Where are you …


… sleeping tonight, part II.


We went to sleep and woke up again around 02:00, because the nature called. It would be pitch black if it was not for the clear sky and the bright stars. We could easy see around us and didn’t need light to find out way to the ‘facilities’. It was only made hard because we both were looking up at the stars and not where we were going, not an good idea when camping on a rocky shelf. We saw a very clear Milky Way, a few satellites and a very bright Saturn just over Pic de Neouvielle (Peli’s favourite lump). Peli, in her half-awake state, said the stars were ‘flabbergastamatory’, well she was a bit sleepy still :)


We woke up again around 07:00 and started to pack, well I did the most while Peli went to get some water from a small waterfall. Clean mountain water is just the best drink.


On our way back down through the Bolou Valley we saw a sign saying that it would take 2.45 hours to walk back down to Bareges. Hmmm we are not seasoned hikers but by all means we are not slow. And when we got down to the flatter and easier bit to walk, there was a sign saying 2 hours to get back up to the Refuge de la Glere, it had taken us 2 hours to walk down!!! We arrived back in Bareges 4 hours and a bit later, utterly knackered, my legs for the last hour had been rubber.

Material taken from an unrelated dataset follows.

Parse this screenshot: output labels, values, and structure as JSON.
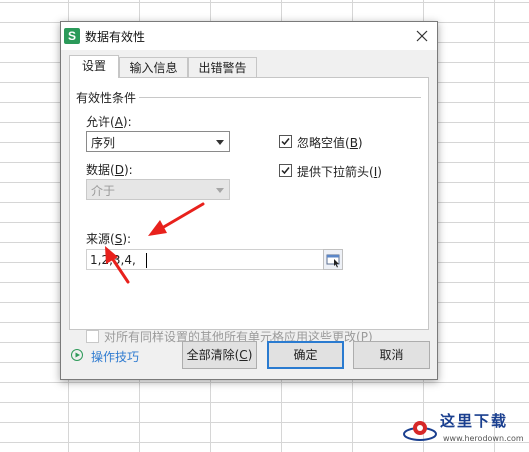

Click on image to see a bigger version

Click on image to see a bigger version

As we were hiking up my fingers started to bloat, the higher we went the harder it was for me to make a fist. Even holding on to the water bottle was getting hard. When we arrived at 2400m and started to put the tent up and rest, the swelling started to calm down. But as soon as we started to walk back down again balloon fingers happened again. The second joint on “the rude” finger on my left hand was and still is a bit sore.


A fantastic day out in the Pyrenees, amazing scenery, stunning sunset and more stars than you could shake a stick at. It is well worth the very tired and sore legs the day after. And we just got back in time to relax in front of the box and the last stage of Le Tour.